Pero las entradas al parque del castillo de Glienicke, de 116 hectáreas, están bloqueadas por barreras, la zona forestal está delimitada con cinta de advertencia roja y blanca, los carteles por todas partes en los caminos advierten: ¡Prohibido el paso, peligro para la vida y la integridad física!
Un pedazo de Italia a orillas del Havel. El monumento del jardín fue creado por Peter Joseph Lenné. La Unesco lo convirtió en Patrimonio de la Humanidad. Pero la mayor parte del parque está cerrado. Foto: alianza de imágenes / imageBROKER
La mayor parte del monumento del jardín ha estado cerrado durante dos años y medio. Solo se puede acceder a una pequeña área alrededor del castillo y al camino circular alrededor del parque.
¡La desgracia cultural mundial de Berlín!
“Es suficiente”, dice el líder de la facción de la CDU de Steglitz-Zehlendorf, Torsten Hippe (50). “Los años de inactividad del distrito finalmente deben llegar a su fin. El parque debe reabrirse al público”. Presentó una moción en este sentido en la sesión parlamentaria del distrito de ayer.

En la mayor parte del parque, las señales advierten contra el ingreso a los senderos. Foto: Ralf Lutter
“El parque fue cerrado por razones de seguridad del tráfico”, dice el Concejal de Medio Ambiente Urbano Aykal (48, Verdes) de la BZ. Esto provoca que los árboles se vuelquen, que se caigan partes de las copas o ramas fuertes.” Los árboles han muerto, lo que pone en peligro la estabilidad.
Pero, ¿por qué el distrito no ha podido volver a hacer que el parque sea seguro durante dos años y medio?
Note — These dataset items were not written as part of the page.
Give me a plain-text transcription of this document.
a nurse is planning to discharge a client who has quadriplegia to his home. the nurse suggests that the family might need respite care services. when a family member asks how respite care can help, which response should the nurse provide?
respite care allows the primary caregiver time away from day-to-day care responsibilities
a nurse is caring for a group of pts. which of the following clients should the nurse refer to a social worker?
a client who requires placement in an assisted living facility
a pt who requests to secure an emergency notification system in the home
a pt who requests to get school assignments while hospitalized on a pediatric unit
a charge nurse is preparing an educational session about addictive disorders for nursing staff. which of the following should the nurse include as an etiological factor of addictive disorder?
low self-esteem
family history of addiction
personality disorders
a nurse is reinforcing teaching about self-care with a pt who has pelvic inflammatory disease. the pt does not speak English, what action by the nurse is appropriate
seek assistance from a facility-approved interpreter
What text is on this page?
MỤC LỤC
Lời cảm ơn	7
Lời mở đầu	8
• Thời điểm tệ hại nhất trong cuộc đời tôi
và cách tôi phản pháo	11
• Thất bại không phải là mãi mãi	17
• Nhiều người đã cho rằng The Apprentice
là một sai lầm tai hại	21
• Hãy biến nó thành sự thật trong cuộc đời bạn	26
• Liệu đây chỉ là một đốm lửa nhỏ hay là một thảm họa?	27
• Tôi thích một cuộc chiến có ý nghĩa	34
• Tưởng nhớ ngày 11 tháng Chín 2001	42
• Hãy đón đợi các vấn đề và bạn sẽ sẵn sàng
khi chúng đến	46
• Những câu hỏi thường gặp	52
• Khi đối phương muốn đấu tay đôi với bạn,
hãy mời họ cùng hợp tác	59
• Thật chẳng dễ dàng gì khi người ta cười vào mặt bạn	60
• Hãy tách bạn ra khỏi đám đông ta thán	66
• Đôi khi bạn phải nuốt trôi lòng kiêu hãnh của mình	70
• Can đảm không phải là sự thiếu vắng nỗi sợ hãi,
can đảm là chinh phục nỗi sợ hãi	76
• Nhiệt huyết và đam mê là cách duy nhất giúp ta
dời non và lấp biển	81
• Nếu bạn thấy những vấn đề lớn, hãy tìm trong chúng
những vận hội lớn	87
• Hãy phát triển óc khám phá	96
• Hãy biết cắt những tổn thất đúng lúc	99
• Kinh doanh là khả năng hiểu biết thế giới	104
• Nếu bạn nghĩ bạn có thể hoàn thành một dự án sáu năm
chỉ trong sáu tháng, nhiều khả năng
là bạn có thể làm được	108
La estabilidad de muchos árboles está en peligro y áreas enteras del bosque están bloqueadas con una barrera de seguridad. Foto: Ralf Lutter
Aykal afirma que el daño solo puede repararse mediante la reducción de copas o la tala. Por razones de conservación de la naturaleza, esto solo es posible desde principios de octubre hasta finales de febrero. Además, es una zona con un número especialmente elevado de animales protegidos, por lo que se debe consultar a un experto en protección de especies.
Y Aykal da otra razón: la seguridad vial en los parques y cementerios más frecuentados habría tenido prioridad.

Bares bloquean el acceso a los caminos del Parque del Palacio Glienicke Foto: Ralf Lutter
Hippe responde: “Este parque tiene prioridad, no puedes cerrarlo durante años. En otros lugares, el dinero y el personal están disponibles para proyectos ideológicos, como pintar carriles para autobuses en toda la ciudad. Pero no hay una solución para el verde que los ciudadanos puedan usar directamente”.

Concejal de medioambiente de Steglitz-Zehlendorf Urban Aykal Foto: Berlín Verde
Cuando BZ le preguntó, Aykal explicó que al menos las afueras del parque y a lo largo del camino paralelo al castillo deberían poder utilizarse nuevamente en marzo de 2023.
Tristes perspectivas: según Aykal, no se puede reabrir todo el parque porque la condición de los árboles continúa deteriorándose rápidamente.